In the day’s second session, the University of Groningen’s Professor Emeritus of Ancient Hebrew Literature Ed Noort and Hannah Strømmen of the University of Chichester addressed the challenges of violence in religious texts. As earlier, the problems of today were ever present.

“Every text needs interpretation. Every interpretation needs wisdom. Every wisdom needs careful negotiation between the timeless and time,” offered Noort, quoting Jonathan Sachs. Arguing that new translations are needed for the future, Noort warned that while texts in their contexts offer possibilities for understanding, texts stripped of their contexts can be misused to terrible effect.

The action of Anders Behring Breivik in Oslo on 22 July 2011 proved illustrative.

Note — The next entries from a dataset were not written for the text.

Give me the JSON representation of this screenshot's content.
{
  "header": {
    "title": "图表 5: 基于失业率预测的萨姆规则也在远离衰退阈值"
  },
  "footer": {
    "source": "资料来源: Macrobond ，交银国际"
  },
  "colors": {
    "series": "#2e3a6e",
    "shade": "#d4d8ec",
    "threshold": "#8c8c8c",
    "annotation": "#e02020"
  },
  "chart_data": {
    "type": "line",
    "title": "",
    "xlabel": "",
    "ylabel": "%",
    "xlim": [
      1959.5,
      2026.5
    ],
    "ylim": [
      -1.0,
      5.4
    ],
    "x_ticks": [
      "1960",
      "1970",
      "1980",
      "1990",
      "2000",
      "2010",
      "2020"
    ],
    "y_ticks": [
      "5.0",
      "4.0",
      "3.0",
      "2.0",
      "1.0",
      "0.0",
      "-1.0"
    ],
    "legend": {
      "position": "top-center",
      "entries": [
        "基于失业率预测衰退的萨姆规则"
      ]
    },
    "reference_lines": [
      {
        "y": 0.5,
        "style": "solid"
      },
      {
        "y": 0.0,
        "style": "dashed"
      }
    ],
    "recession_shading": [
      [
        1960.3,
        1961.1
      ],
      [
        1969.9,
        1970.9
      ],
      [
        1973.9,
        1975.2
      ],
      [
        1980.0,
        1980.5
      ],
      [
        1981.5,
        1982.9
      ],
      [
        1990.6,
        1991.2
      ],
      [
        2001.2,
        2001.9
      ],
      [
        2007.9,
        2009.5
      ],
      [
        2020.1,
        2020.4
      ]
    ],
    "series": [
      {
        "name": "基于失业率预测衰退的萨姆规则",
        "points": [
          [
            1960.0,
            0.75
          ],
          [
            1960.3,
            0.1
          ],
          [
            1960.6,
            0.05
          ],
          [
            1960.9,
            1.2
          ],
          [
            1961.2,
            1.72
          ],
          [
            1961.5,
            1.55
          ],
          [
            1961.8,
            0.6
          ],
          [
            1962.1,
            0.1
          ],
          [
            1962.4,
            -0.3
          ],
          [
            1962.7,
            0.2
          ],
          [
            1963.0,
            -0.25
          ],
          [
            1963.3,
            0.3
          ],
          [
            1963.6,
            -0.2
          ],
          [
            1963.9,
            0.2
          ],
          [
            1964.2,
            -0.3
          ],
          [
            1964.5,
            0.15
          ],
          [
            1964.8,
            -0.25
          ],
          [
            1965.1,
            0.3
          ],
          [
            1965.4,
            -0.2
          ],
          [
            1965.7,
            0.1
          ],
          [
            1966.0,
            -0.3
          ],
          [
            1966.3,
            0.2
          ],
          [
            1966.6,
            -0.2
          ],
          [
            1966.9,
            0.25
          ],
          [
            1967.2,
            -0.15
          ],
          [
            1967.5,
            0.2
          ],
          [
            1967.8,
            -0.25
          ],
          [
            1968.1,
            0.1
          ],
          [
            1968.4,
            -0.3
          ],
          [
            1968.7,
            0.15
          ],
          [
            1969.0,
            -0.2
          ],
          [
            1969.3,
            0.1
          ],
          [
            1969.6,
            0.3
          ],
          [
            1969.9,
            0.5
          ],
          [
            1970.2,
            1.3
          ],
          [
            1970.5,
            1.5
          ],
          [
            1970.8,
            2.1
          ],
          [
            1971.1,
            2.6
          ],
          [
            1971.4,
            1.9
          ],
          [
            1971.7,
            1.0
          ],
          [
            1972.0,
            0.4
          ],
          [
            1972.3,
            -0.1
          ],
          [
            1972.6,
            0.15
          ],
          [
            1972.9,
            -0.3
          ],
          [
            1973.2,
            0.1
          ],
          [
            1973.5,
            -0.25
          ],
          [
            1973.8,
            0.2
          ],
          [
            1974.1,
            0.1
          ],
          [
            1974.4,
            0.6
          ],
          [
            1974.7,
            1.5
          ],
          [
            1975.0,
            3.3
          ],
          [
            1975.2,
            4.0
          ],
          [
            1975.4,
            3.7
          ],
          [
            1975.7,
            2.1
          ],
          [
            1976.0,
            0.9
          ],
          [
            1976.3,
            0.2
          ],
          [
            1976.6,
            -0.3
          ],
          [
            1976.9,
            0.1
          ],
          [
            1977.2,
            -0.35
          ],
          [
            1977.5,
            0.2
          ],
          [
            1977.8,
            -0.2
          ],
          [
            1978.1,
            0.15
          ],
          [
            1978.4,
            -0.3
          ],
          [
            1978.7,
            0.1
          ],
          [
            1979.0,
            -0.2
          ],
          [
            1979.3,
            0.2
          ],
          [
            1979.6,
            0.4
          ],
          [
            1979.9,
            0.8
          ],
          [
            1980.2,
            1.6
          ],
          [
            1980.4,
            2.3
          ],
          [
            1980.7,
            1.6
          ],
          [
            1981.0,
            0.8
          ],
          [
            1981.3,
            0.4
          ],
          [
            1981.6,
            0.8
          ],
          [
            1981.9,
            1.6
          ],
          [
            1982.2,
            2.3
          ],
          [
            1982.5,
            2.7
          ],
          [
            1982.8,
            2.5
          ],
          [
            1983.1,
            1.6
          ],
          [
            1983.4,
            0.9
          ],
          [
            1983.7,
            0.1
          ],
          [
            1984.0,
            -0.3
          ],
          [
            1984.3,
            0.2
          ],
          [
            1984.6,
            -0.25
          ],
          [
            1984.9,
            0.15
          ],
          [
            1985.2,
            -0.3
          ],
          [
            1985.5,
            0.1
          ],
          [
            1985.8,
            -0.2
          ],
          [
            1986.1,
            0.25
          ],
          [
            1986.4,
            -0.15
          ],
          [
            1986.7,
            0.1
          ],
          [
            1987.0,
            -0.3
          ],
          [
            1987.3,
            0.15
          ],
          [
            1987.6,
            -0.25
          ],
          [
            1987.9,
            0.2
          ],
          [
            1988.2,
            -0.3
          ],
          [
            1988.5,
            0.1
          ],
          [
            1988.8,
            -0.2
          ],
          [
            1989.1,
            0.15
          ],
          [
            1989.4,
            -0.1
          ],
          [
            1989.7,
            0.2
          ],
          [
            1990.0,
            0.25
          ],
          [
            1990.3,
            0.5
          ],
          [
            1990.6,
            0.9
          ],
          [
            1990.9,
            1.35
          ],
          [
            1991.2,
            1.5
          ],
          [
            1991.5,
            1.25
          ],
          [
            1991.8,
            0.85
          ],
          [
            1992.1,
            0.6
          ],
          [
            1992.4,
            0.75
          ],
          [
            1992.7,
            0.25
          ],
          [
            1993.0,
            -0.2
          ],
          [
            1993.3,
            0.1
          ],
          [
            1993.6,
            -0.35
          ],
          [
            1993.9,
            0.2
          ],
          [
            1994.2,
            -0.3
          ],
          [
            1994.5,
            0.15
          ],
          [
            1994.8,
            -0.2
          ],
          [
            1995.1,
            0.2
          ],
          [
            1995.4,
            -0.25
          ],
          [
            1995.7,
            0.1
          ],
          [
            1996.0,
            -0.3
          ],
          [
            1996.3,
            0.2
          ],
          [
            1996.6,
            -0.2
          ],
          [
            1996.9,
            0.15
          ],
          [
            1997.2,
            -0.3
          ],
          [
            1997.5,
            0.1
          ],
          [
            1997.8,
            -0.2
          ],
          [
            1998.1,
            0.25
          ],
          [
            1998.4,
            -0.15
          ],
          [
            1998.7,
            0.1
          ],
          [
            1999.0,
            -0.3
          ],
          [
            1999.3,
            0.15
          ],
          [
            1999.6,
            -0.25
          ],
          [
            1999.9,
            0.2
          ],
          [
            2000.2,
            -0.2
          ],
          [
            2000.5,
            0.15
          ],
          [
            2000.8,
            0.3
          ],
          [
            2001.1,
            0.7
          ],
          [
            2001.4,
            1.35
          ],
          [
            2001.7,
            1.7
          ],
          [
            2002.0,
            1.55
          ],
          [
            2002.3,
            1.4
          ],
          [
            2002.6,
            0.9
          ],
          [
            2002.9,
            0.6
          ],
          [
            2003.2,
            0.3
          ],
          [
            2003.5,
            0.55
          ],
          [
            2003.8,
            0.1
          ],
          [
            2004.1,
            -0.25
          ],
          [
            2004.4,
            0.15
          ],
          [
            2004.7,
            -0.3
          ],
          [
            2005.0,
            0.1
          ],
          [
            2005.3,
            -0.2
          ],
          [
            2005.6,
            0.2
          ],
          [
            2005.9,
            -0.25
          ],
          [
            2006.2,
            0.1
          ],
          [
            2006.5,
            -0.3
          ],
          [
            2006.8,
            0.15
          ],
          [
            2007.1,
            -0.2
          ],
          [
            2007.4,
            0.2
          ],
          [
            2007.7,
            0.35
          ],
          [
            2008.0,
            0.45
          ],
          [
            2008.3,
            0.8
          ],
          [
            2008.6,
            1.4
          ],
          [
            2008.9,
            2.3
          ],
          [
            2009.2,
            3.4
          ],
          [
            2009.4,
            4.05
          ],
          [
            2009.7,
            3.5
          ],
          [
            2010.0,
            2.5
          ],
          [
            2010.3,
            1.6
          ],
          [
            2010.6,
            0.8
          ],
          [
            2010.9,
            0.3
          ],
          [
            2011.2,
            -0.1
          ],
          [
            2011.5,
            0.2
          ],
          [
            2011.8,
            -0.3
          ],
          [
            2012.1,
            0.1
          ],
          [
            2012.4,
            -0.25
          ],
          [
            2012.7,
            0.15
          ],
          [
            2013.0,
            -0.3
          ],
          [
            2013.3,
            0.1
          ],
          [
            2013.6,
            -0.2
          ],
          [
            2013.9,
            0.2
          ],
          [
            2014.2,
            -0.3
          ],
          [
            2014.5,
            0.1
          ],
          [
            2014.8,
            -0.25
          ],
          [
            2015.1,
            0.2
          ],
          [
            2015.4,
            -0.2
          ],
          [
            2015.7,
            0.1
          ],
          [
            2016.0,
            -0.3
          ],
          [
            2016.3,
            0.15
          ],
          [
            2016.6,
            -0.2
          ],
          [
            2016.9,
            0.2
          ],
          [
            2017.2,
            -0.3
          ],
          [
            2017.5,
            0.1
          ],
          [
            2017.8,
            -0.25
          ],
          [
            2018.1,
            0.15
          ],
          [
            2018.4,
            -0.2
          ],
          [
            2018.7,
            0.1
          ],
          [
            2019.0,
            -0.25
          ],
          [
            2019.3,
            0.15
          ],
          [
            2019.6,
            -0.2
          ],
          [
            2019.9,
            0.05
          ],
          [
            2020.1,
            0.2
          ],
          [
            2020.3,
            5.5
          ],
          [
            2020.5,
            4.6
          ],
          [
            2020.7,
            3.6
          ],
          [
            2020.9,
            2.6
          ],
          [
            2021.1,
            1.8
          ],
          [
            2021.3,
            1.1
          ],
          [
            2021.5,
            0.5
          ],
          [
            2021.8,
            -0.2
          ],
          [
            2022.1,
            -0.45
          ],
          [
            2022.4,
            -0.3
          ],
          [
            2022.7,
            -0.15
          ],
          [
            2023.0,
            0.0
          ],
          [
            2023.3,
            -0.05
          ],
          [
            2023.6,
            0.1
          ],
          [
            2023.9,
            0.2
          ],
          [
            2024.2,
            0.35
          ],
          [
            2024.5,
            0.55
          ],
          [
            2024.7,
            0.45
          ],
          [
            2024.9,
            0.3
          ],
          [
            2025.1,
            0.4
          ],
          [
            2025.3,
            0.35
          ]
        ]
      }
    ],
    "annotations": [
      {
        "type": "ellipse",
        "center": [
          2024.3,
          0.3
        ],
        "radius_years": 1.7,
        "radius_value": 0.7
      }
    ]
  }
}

Strømmen described the killing of 77 people with many more hospitalized, most under the age of 20. Seeing himself as a modern-day crusader, Breivik legitimized his acts in terms of violent and militaristic imagery in the Bible. Far-right rhetoric, particularly the idea of a Christian West against Islam, pervades his online manifesto.

Strømmen described a method for identifying and perhaps pre-empting such violence. Noting how particular notions of the Bible have gained traction in the West, she described how “biblical assemblages”—assortments of images, texts, stories, characters, and material realities that make up particular bibles rather than fixed bodies of texts—can be used to identify trends in discourse. By mapping these developments in mainstream and fringe cultures, it may be possible to “spot other biblical assemblages gaining speed.”

Solutions were discussed in the closing panel on Dialogue and Reconciliation, chaired by CSR Director Robert Wuthnow with CSR Visiting Fellow Tanya Zion-Waldoks of Bar-Ilan University as Respondent. Founding Director of the Network for Religious and Traditional Peacemakers, Antti Pentikäinen spoke of a new generation of Sámi activists in Finland who are tackling the impacts of colonialism and intergenerational pain. Sámi, the last indigenous people in Europe, experienced forced conversion to Christianity and assimilation. With the Finnish government, Pentikäinen helped launch a transformative truth and reconciliation process with the Sámi that could serve as a model for the wider community.

Ephraim Meir, Levinas Guest Professor for Jewish Dialogue Studies and Interreligious Theology at the University of Hamburg and a specialist in modern and contemporary Jewish philosophy, described his work constructing an interreligious theology with dialogue as its object and method. The day’s event perfectly illustrated what CTI Director William Storrar describes as a constant challenge for CTI scholars: working “in the tension between the moral urgency to resolve pressing contemporary problems and the necessity for slow, patient work that sheds light on their origins and evolutions.”

At the end of the day, all agreed that new understandings must be more widely disseminated into the mainstream and mobilized toward solutions for contemporary problems. Zion-Waldoks summed up the general feeling: “Fascinating and generative; these thoughts will stay with me long after I’ve left this room.